Cedric Granberry was upset when President Barack Obama sent the vice president to address the National Association for the Advancement of Colored People’s convention a few years ago, during the 2012 presidential campaign. So on Tuesday, when Obama had a chance to make it up to the organization, Granberry was excited to know that the president would be there and that he would emphasize a need for criminal justice reform in the U.S.
“It’s what impacts our community the most,” said Granberry, a 39-year-old African American president of the Tyler, Texas, branch of the NAACP, located about 100 miles east of Dallas. “He has paid attention to the fact that there is a problem–the acknowledgement from a sitting president is worth its weight in gold,” he said.
Obama’s address, delivered to approximately 4,000 people in the Philadelphia Convention Center, came as he was trying to solidify his legacy as both the first Black U.S. president and a Democratic leader carrying the hopes of liberals and progressives for social change. While the president has not found allies in Washington’s Republican establishment on gun control, immigration reform and taxing the rich to bring middle-class relief, his message here was clear: Criminal justice reforms that would help to reverse the impact of a decades-long war on drugs was crucial for the country’s communities of color.
The uneven treatment of Black and Latino men by the criminal justice system “did not happen by accident,” Obama said in his remarks Tuesday. “We can’t be satisfied and are not satisfied until the opportunity gap is closed for everybody in America.”
With the nation spending $80 billion annually to keep people imprisoned – enough to eliminate tuition at public colleges or double the salaries of public school teachers – investing in early childhood education, changing the way offenders are sentenced and increasing rehabilitative programs in prison are a multipronged way of lessening the societal toll of incarceration, Obama said.
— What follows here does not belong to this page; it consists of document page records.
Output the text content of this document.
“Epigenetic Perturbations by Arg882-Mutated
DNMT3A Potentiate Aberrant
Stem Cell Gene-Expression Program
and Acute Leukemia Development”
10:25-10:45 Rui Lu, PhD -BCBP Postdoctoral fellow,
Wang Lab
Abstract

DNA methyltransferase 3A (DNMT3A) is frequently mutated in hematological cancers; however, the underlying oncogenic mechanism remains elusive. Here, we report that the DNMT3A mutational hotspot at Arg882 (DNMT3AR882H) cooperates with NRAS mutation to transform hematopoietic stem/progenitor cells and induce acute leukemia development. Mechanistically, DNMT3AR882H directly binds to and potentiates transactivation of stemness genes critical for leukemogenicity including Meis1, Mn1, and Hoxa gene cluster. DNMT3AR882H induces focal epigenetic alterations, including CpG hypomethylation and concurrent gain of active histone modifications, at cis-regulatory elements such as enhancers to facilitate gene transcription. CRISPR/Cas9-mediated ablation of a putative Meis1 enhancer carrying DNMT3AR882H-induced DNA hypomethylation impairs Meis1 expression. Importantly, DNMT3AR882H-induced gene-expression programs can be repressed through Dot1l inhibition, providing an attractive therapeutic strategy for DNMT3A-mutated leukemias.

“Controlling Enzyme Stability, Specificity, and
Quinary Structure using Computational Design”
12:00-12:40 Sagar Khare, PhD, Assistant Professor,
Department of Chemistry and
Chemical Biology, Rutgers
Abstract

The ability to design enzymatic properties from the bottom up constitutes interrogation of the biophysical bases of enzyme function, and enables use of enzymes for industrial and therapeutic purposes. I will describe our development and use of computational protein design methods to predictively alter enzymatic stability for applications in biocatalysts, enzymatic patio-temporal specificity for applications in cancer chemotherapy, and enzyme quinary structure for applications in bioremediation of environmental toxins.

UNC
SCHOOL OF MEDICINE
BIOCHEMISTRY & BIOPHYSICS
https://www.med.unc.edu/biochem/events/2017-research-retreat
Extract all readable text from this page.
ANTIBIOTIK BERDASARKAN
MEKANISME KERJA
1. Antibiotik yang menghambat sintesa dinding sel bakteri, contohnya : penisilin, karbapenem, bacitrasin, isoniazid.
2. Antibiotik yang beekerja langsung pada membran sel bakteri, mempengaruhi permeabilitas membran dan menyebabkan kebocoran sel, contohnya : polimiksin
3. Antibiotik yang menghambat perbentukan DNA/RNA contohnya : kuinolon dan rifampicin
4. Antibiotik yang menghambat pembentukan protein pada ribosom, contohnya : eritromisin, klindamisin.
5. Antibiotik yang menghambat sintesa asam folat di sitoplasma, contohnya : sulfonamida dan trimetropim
“We’ve locked up nonviolent drug offenders more than ever before, for longer than ever before,” the president said. “Our criminal justice system isn’t as smart, isn’t as safe, and isn’t as fair as it should be. We need to do something about it.”
Tuesday was the first time that the president had a chance to address a largely Black audience since late last month when he delivered the eulogy at state Sen. Clementa Pinckney’s funeral. A 21-year-old White man who told authorities he targeted a historically Black church to start a race war killed Pinckney, the pastor of Mother Emanuel African Methodist Episcopal Church in Charleston, South Carolina, along with eight members of his congregation.
Obama has delivered several well-received speeches on civil rights and race relations since catapulting to national prominence as a state senator from Illinois more than a decade ago. Recently, it was Obama’s seemingly impromptu rendition of ‘Amazing Grace,’ the standard Christian hymn for tragic occasions, following the aforementioned rousing eulogy delivered to AME church leaders and hundreds of Pinckney mourners, which drew headlines.
That hymn would have played well with the convention crowd at the NAACP, an organization whose 106-year history is rooted in the traditions of the Black church. An organist and pianist played reverent overtures, as speakers roused the crowd with messages of self-empowerment before the president’s remarks. But before he began speaking, Obama let attendees down easy. “I am not singing today,” he said to laughs.
On Monday, Obama signed an order that would free or reduce the sentences of 46 federal prisoners convicted of nonviolent drug offenses, a prelude of sorts for his scheduled visit later this week to a federal prison that would make him the first sitting president to do so. The clemency was part of a broader reform agenda that has been in the works for years and aims to reduce over sentencing for nonviolent offenses in the U.S.
Civil rights leaders said the commutations of those prison sentences were a step in the right direction. However, that step was minuscule compared to the toll of a 45-year war on drugs that has cost $1 trillion and left 65 million people with criminal records, said Glenn Martin, president and founder of JustLeadershipUSA, an organization seeking an end to mass incarceration policies.
Obama said signs that bipartisan members of Congress may take up criminal justice reform this year were encouraging him. “What has changed in recent years is the eyes of more Americans have been opened to this truth—partly because of cameras, partly because of tragedy, and partly because the statistics cannot be ignored,” he said in reference to deaths of Black men at the hands of police officers that have sparked nationwide protests in the last year.
“Justice is not to the absence of oppression, it’s the presence of opportunity,” Obama added. “Justice is young people know their lives matter, not because they read it in a hashtag.”